Background: The relationship between obstructive sleep apnea (OSA) and platelet reactivity in patients undergoing percutaneous coronary intervention (PCI) has not been defined. The present prospective, single-center study explored the relationship between platelet reactivity and OSA in patients with PCI.
Methods: A total of 242 patients were finally included in the study. OSA was screened overnight by polysomnography. Platelet reactivity was assessed with a sequential platelet counting method, and the platelet maximum aggregation ratio (MAR) and average aggregation ratio were calculated. All patients were assigned per apnea-hypopnea index (AHI) to non-OSA (n = 128) and OSA (n = 114) groups. The receiver operating characteristic curve analysis was used to evaluate the accuracy of AHI for high platelet reactivity (HPR) on aspirin and clopidogrel, and multivariable logistic regression was used to determine the independent predictors of HPR on aspirin and clopidogrel.
Results: Median AHI was significantly higher in the OSA group than in the non-OSA group (34.5 events/h vs. 8.1 events/h, Z = -13.422, P < 0.001). Likewise, median arachidonic acid- and adenosine diphosphate-induced maximum aggregation rate (MAR) in the OSA group was significantly higher than those in the non-OSA group (21.1% vs. 17.7%, Z = -3.525, P < 0.001 and 45.8% vs. 32.2%, Z = -5.708, P < 0.001, respectively). Multivariable logistic regression showed that OSA was the only independent predictor for HPR on aspirin (odds ratio [OR]: 1.055, 95% confidence interval [CI]: 1.033-1.077, P < 0.001) and clopidogrel (OR: 1.036, 95% CI: 1.017-1.056, P < 0.001). The cutoff value of AHI for HPR on aspirin was 45.2 events/h (sensitivity 47.1% and specificity 91.3%), whereas cutoff value of AHI for HPR on clopidogrel was 21.3 events/h (sensitivity 68.3% and specificity 67.7%).

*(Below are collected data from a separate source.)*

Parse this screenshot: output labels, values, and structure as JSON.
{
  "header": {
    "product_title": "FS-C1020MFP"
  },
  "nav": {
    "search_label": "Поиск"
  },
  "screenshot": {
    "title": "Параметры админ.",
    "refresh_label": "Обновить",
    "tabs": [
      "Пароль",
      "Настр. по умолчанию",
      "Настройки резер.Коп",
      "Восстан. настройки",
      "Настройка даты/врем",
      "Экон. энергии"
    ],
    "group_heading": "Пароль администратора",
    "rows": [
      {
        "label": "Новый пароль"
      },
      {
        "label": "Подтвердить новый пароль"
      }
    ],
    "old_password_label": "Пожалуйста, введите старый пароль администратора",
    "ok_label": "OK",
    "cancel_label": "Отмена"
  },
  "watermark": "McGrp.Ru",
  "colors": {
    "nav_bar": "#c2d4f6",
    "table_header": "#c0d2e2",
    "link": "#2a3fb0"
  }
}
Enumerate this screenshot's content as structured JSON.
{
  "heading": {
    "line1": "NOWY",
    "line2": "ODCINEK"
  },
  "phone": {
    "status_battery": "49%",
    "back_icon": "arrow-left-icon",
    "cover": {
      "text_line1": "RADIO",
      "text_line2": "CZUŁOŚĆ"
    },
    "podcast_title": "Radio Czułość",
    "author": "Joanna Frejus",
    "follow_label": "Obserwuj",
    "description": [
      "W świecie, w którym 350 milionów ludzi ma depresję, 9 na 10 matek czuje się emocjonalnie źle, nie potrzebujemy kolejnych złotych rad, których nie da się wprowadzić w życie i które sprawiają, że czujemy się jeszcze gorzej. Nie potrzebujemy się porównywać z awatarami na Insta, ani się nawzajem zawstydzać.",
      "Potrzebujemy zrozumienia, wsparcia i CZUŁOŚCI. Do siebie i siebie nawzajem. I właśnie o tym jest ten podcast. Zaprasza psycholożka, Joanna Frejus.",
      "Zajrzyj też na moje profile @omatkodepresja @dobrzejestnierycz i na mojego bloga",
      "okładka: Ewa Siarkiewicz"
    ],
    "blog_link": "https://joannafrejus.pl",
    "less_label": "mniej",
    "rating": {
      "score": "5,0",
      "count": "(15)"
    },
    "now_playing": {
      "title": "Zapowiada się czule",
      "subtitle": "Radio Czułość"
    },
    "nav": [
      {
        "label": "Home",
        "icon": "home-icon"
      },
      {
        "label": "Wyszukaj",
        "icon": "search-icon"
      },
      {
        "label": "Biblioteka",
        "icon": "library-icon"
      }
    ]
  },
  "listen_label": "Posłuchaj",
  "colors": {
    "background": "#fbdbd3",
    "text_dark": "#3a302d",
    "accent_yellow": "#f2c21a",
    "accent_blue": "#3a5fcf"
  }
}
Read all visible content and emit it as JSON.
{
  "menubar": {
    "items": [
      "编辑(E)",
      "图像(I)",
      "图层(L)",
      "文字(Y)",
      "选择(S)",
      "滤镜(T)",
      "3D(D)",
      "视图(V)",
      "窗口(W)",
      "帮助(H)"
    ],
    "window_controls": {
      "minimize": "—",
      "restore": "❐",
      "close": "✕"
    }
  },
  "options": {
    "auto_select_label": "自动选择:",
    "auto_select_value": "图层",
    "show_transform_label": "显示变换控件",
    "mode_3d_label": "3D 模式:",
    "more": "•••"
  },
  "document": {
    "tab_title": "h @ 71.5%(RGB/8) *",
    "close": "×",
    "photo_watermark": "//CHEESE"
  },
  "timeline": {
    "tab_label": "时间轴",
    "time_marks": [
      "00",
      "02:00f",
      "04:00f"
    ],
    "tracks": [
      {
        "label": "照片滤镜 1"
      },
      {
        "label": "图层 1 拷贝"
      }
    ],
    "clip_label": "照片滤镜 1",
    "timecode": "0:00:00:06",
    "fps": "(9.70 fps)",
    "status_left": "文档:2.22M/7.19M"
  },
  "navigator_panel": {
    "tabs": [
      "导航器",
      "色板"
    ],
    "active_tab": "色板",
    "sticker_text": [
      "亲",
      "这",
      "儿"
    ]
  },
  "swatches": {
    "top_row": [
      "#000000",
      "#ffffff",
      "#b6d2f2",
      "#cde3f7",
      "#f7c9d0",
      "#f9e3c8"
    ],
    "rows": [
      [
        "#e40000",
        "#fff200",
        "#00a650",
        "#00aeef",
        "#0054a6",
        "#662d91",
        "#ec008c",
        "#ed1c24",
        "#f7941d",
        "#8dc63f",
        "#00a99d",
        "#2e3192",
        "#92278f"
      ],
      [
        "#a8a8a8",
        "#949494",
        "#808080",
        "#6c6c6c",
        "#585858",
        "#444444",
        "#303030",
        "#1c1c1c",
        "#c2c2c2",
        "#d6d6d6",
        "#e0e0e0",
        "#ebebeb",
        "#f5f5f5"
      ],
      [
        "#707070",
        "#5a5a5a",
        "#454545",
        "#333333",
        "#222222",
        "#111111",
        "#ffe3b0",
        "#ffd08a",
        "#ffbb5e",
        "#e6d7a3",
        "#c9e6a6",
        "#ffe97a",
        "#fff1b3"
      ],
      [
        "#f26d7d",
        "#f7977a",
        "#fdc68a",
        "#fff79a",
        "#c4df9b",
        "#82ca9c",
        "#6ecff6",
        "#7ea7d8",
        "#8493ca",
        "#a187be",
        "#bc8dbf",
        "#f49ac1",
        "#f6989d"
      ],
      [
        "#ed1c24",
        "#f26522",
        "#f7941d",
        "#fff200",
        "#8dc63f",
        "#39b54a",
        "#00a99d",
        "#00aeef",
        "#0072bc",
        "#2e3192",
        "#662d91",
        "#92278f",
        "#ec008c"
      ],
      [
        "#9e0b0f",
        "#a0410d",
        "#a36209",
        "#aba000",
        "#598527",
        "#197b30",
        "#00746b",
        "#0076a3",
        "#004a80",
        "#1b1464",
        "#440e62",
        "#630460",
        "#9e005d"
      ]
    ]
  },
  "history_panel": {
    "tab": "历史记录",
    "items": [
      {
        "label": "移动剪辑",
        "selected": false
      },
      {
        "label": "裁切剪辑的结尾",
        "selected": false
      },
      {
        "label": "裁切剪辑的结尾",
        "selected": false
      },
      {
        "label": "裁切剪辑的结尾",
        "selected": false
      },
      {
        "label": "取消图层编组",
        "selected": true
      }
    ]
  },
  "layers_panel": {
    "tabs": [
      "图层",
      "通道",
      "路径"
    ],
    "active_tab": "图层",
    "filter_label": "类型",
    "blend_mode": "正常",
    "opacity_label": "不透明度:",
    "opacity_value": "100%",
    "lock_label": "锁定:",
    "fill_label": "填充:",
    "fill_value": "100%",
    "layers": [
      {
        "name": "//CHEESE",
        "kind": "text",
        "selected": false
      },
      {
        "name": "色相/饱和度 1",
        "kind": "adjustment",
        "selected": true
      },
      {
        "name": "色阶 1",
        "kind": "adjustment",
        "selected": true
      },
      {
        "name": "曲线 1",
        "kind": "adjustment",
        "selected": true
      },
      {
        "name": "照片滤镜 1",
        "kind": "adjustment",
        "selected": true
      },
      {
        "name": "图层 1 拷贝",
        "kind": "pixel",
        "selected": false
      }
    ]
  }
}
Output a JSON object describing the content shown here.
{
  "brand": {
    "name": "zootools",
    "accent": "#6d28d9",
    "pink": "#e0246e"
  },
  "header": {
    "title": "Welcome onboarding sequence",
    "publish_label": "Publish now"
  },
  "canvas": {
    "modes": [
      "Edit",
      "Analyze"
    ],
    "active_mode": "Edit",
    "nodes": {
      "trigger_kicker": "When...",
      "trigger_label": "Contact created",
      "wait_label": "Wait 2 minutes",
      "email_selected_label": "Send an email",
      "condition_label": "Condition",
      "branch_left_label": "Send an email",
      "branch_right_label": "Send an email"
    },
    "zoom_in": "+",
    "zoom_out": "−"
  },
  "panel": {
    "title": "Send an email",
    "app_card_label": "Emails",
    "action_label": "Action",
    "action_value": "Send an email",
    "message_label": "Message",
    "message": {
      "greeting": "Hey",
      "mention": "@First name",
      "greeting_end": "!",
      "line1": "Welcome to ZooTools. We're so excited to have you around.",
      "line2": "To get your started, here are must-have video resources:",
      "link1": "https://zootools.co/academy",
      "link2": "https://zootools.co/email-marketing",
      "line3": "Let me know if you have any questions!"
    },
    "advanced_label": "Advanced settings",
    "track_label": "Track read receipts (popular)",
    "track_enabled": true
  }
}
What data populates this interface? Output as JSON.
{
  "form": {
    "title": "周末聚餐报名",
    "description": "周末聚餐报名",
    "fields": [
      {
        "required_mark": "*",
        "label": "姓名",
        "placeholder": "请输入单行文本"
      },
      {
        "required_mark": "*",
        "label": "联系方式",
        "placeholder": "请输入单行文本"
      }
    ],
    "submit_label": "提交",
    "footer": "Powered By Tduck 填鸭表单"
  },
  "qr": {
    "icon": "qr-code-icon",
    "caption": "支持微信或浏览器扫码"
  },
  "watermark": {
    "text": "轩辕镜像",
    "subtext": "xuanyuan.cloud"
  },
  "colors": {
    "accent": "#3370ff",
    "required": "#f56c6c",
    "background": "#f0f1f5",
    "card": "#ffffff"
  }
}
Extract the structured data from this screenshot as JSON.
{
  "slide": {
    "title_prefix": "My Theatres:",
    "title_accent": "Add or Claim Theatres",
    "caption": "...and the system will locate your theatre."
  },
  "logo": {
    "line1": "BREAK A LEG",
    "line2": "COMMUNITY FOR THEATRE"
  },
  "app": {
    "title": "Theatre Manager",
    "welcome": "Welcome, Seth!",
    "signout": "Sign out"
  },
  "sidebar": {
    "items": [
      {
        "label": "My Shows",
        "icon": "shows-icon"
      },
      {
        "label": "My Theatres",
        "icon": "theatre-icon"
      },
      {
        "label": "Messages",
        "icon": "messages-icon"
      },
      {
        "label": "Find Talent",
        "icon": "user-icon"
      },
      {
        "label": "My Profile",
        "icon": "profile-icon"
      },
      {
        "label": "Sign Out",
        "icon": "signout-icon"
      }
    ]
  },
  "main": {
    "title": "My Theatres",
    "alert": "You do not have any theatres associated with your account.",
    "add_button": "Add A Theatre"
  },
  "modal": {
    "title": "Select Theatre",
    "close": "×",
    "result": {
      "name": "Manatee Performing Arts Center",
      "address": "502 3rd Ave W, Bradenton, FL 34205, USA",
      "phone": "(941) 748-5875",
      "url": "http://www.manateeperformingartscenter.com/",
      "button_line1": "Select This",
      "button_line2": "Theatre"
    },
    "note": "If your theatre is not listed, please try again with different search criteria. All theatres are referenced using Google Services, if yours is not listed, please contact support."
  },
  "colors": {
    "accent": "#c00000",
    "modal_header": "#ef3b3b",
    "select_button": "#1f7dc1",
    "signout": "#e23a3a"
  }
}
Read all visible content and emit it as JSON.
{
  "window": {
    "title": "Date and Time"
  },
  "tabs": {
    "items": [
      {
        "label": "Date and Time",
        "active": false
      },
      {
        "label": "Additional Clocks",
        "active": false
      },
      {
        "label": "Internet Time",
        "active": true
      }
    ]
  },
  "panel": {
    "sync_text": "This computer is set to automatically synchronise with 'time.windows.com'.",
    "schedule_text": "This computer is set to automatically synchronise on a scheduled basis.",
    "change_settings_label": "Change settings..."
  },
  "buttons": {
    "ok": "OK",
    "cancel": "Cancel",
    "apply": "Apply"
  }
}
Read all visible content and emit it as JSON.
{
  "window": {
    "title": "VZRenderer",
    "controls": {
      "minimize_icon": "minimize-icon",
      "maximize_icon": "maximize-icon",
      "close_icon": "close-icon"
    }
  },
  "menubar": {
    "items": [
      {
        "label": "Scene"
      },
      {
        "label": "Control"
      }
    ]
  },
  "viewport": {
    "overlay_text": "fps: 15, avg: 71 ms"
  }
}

Conclusion: Platelet reactivity appeared to be higher in OSA patients with PCI despite having received a loading dose of aspirin and clopidogrel, and OSA might be an independent predictor of HPR on aspirin and clopidogrel.
阻塞性睡眠呼吸暂停对经皮冠脉支架介入治疗患者血小板活性的影响摘要背景:目前阻塞性睡眠呼吸暂停与经皮冠脉支架介入治疗(PCI)患者血小板活性之间的关系尚未明确报道。本前瞻性单中心研究主要探究这两者之间的潜在联系。 方法:本研究最终纳入242名患者。利用多导睡眠监测仪检测睡眠呼吸暂停现象,并使用连续血小板检测的方法评估血小板功能,计算最大血小板聚集率(MAR)和平均血小板聚集率(AAR)。按照呼吸暂停低通气指数(AHI)将患者分为睡眠呼吸暂停(OSA)组(n=114)和非睡眠呼吸暂停(non-OSA)组(n=128)。使用ROC曲线评估AHI对阿司匹林和氯吡格雷高血小板反应性的诊断准确度,运用多元回归分析来确定阿司匹林和氯吡格雷高血小板反应性的独立预测因子。 结果:在OSA组中,AHI的中位数显著高于non-OSA组(34.5 events/h vs. 8.1 events/h, Z=-13.422, P<0.001)。而且,OSA组的AA和ADP诱导的最大血小板聚集率同样显著高于non-OSA组(分别为21.1% vs. 17.7%, Z=-3.525, P<0.001; 以及45.8% vs. 32.2%, Z=-5.708, P<0.001)。多元logistic回归分析显示OSA为阿司匹林和氯吡格雷高血小板反应性的独立预测因子(OR: 1.055, 95% CI: 1.033-1.077, P<0.001;以及OR: 1.036, 95% CI: 1.017-1.056, P<0.001)。预测阿司匹林高血小板反应性的AHI截断值为45.2 events/h (敏感性 47.1%, 特异性 91.3%),而预测氯吡格雷高血小板反应性的AHI截断值为21.3 events/h (敏感性 68.3%, 特异性 67.7%)。 结论:PCI患者虽然在术前接受了负荷剂量的阿司匹林和氯吡格雷,但OSA患者的血小板活性仍处于较高水平。OSA可能是阿司匹林和氯吡格雷高血小板反应性的独立预测因子。.
Keywords: Antiplatelet Drugs; Maximum Aggregation Rate; Obstructive Sleep Apnea; Percutaneous Coronary Intervention; Platelet Reactivity.